Indeed, had the Confederacy been determined to preserve the peace, it might well have succeeded.
But they didn't want peace, they wanted war, similar to the American Revolution against Britain.
So, unlike our Founders, who continued to work for peace until the Brits officially declared war, the Slave Power worked to provoke war, then started war (Ft.

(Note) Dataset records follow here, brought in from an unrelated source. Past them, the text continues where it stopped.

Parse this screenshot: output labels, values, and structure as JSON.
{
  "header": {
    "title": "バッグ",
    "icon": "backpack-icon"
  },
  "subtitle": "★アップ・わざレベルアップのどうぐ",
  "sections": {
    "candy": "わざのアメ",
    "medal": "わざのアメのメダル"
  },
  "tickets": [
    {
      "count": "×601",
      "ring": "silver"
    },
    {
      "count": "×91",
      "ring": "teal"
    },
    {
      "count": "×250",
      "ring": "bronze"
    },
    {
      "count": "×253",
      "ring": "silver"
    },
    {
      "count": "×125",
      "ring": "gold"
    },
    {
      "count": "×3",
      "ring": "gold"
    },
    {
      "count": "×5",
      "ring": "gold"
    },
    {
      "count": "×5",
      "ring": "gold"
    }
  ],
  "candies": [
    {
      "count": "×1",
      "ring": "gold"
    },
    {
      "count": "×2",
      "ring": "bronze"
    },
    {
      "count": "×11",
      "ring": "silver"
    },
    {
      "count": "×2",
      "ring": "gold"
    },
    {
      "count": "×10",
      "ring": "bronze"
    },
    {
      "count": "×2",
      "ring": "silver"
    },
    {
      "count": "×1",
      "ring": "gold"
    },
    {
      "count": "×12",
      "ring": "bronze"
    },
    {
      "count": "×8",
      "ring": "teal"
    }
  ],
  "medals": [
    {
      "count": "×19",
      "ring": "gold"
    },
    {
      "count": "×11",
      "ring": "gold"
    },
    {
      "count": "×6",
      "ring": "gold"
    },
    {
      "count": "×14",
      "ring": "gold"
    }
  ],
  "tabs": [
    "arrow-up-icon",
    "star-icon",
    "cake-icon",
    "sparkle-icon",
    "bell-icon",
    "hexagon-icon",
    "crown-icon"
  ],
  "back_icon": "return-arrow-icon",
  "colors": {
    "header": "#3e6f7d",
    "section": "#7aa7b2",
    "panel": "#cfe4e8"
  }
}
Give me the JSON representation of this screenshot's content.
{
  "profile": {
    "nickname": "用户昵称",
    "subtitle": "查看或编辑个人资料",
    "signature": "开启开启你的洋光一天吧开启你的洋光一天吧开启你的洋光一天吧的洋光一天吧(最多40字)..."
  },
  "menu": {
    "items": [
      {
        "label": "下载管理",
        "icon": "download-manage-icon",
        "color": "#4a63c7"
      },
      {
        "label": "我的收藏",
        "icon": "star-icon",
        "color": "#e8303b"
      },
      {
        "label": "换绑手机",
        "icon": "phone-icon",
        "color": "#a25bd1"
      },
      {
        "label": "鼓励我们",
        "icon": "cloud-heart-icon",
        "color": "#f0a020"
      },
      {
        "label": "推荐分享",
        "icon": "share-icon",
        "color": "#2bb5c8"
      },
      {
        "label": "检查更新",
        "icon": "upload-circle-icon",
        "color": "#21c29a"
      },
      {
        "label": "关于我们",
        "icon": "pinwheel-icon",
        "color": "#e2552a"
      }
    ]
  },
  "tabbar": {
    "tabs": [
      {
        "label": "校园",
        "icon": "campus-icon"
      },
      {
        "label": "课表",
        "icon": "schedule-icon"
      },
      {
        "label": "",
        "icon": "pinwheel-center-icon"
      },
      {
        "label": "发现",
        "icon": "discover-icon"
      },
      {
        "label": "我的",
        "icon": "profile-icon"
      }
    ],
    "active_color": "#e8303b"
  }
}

Sumter), then formally declared war (May 6, 1861), and sent its forces into every Union state & territory they could reach.

DeoVindiceSicSemperTyrannis: "If the Confederate attack on Fort Sumter was an act of war, then what was not-so-honest-Abe Lincoln's breach of his promise in sending arms and reinforcements after he promised to relieve the garrison?"

You obviously don't know the details of those days.
In fact, Lincoln promised nobody anything regarding Fort Sumter, and did officially notify the South Carolina governor of his intention to resupply US troops in Fort Sumter.
But long before that resupply mission, the South Carolina governor had continuously urged Confederate President Davis to launch a military assault, which Davis finally agreed to on learning of the resupply mission.

For a detailed, day-by-day explanation of events, I recommend:
William Cooper, "We Have the War Upon Us"
and Russell McClintock, "Lincoln and the Decision for War"

DeoVindiceSicSemperTyrannis: "Also, I love how you skirted the whole issue about the Marxists.
Remember this discussion started in regards to the republican party.
You claim the republican party of the 1860s was conservative, yet it wasn't."

But I "skirted" nothing, because there is no "issue" about Marxists, period, and your claims with their vague guilt-by-remote-association are ludicrous.
In fact, neither Lincoln nor any high Republican official was a socialists, much less "communist."
Of course, Unionists welcomed former 1848 revolutionaries who were willing to risk their lives in defense of the United States, but I can't think of a single US law which was changed in order to accommodate European "socialist" views.

Yes, Lincoln did favor the Transcontinental Railroad, but then, so did Senator Jefferson Davis, though of course they disagreed on the best route.
Does that make them both "socialists"?
No, because such infrastructure projects have been part of the US republic from the very beginning.

DeoVindiceSicSemperTyrannis: "Think about it logically.
If Marx and his followers supported the republican party and Lincoln as president, then the republican party could not be a conservative small-government party.
Communists don't flock to parties that are all about small-government.
They flock to liberal big-government parties.
Which is just what the republican party was."

More nonsense.
In fact, Republicans were the party of "free labor", opposed to slavery, and that was the reason Europe's revolutionaries supported them.
And it wasn't only the revolutionaries -- in Britain & France, despite some sympathy for the South, and its cotton, the vast majority of ordinary citizens were repulsed by slavery, and so supported the Union.

92 posted on 02/04/2015 9:42:31 AM PST by BroJoeK (a little historical perspective.)